Abstract

The recently discovered enzyme VKORC1 of the vitamin K cycle, which is the target for the anticoagulant drug warfarin, has opened new opportunities to understand warfarin resistance and biosynthesis of vitamin K-dependent blood coagulation factors and other members of this protein family. Furthermore, it has opened new opportunities to study the vitamin K-dependent posttranslational gamma-carboxylational system in the endoplasmic reticulum in greater detail and its molecular operation in vivo. Other accomplishments resulting from this discovery are: (1) the finding that VKORC1 is the rate-limiting step in biosynthesis of functional vitamin K-dependent proteins, and (2) engineering of recombinant intracellular gamma-carboxylation systems in cell lines producing recombinant coagulation factor used clinically to treat bleeding disorders.
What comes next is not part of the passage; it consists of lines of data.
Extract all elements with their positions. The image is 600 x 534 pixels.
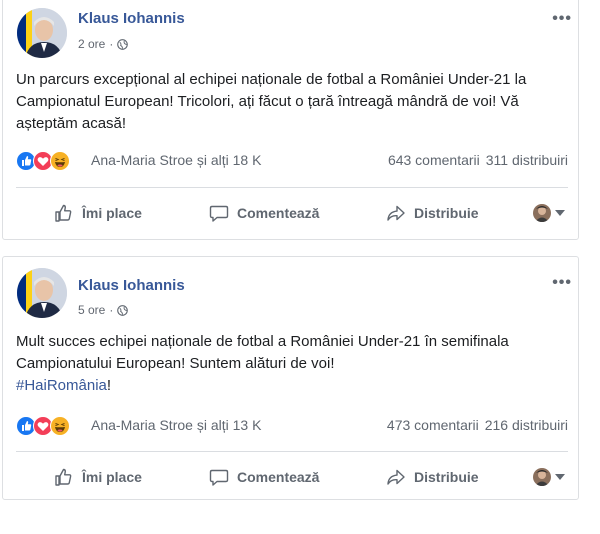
thumbs-up-icon (54, 467, 74, 487)
globe-icon[interactable] (117, 38, 129, 50)
reaction-as-selector[interactable] (533, 204, 565, 222)
chevron-down-icon (555, 210, 565, 216)
shares-count[interactable]: 311 distribuiri (486, 152, 568, 168)
reactors-text[interactable]: Ana-Maria Stroe și alți 13 K (91, 417, 261, 433)
comment-label: Comentează (237, 469, 320, 485)
comment-button[interactable]: Comentează (209, 460, 319, 494)
share-arrow-icon (386, 467, 406, 487)
more-options-icon[interactable]: ••• (552, 274, 572, 292)
viewer-avatar-icon (533, 204, 551, 222)
reactors-text[interactable]: Ana-Maria Stroe și alți 18 K (91, 152, 261, 168)
divider (16, 187, 568, 188)
comments-count[interactable]: 473 comentarii (387, 417, 479, 433)
comments-count[interactable]: 643 comentarii (388, 152, 480, 168)
like-button[interactable]: Îmi place (54, 196, 142, 230)
share-button[interactable]: Distribuie (386, 460, 479, 494)
share-button[interactable]: Distribuie (386, 196, 479, 230)
share-label: Distribuie (414, 469, 479, 485)
post-author[interactable]: Klaus Iohannis (78, 277, 185, 294)
chevron-down-icon (555, 474, 565, 480)
reaction-as-selector[interactable] (533, 468, 565, 486)
like-button[interactable]: Îmi place (54, 460, 142, 494)
share-arrow-icon (386, 203, 406, 223)
comment-bubble-icon (209, 467, 229, 487)
haha-reaction-icon (50, 151, 70, 171)
reaction-icons[interactable] (16, 416, 70, 436)
post-actions: Îmi place Comentează Distribuie (16, 460, 568, 494)
post-author[interactable]: Klaus Iohannis (78, 10, 185, 27)
comment-bubble-icon (209, 203, 229, 223)
viewer-avatar-icon (533, 468, 551, 486)
post-text: Mult succes echipei naționale de fotbal … (16, 331, 568, 397)
share-label: Distribuie (414, 205, 479, 221)
hashtag-suffix: ! (106, 377, 112, 394)
shares-count[interactable]: 216 distribuiri (485, 417, 568, 433)
post-text: Un parcurs excepțional al echipei națion… (16, 69, 568, 135)
meta-separator: · (109, 303, 114, 317)
post-time[interactable]: 2 ore (78, 37, 105, 51)
reactions-summary: Ana-Maria Stroe și alți 13 K 473 comenta… (16, 416, 568, 438)
more-options-icon[interactable]: ••• (552, 10, 572, 28)
like-label: Îmi place (82, 205, 142, 221)
post-card: Klaus Iohannis 5 ore · ••• Mult succes e… (2, 256, 579, 500)
post-body: Un parcurs excepțional al echipei națion… (16, 71, 527, 132)
post-time[interactable]: 5 ore (78, 303, 105, 317)
thumbs-up-icon (54, 203, 74, 223)
like-label: Îmi place (82, 469, 142, 485)
haha-reaction-icon (50, 416, 70, 436)
reaction-icons[interactable] (16, 151, 70, 171)
post-meta: 2 ore · (78, 37, 129, 51)
comment-button[interactable]: Comentează (209, 196, 319, 230)
engagement-counts: 473 comentarii 216 distribuiri (387, 417, 568, 433)
post-card: Klaus Iohannis 2 ore · ••• Un parcurs ex… (2, 0, 579, 240)
globe-icon[interactable] (117, 304, 129, 316)
divider (16, 451, 568, 452)
reactions-summary: Ana-Maria Stroe și alți 18 K 643 comenta… (16, 151, 568, 173)
post-meta: 5 ore · (78, 303, 129, 317)
news-feed: Klaus Iohannis 2 ore · ••• Un parcurs ex… (0, 0, 600, 534)
author-avatar[interactable] (17, 268, 67, 318)
meta-separator: · (109, 37, 114, 51)
comment-label: Comentează (237, 205, 320, 221)
engagement-counts: 643 comentarii 311 distribuiri (388, 152, 568, 168)
post-actions: Îmi place Comentează Distribuie (16, 196, 568, 230)
hashtag-link[interactable]: #HaiRomânia (16, 377, 107, 394)
author-avatar[interactable] (17, 8, 67, 58)
post-body: Mult succes echipei naționale de fotbal … (16, 333, 509, 372)
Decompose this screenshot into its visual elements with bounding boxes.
The engineered cells significantly enhance production of the fraction of fully functional gamma-carboxylated proteins compared to cell lines only overexpressing the specific coagulation factor. The first described inhibitor of the gamma-carboxylation system has been identified as calumenin, a resident chaperone in the endoplasmic reticulum (ER). Together, the new information gained about the vitamin K-dependent gamma-carboxylation system will stimulate new research which will benefit medicine and our understanding of the molecular mechanisms involved in this protein modification reaction.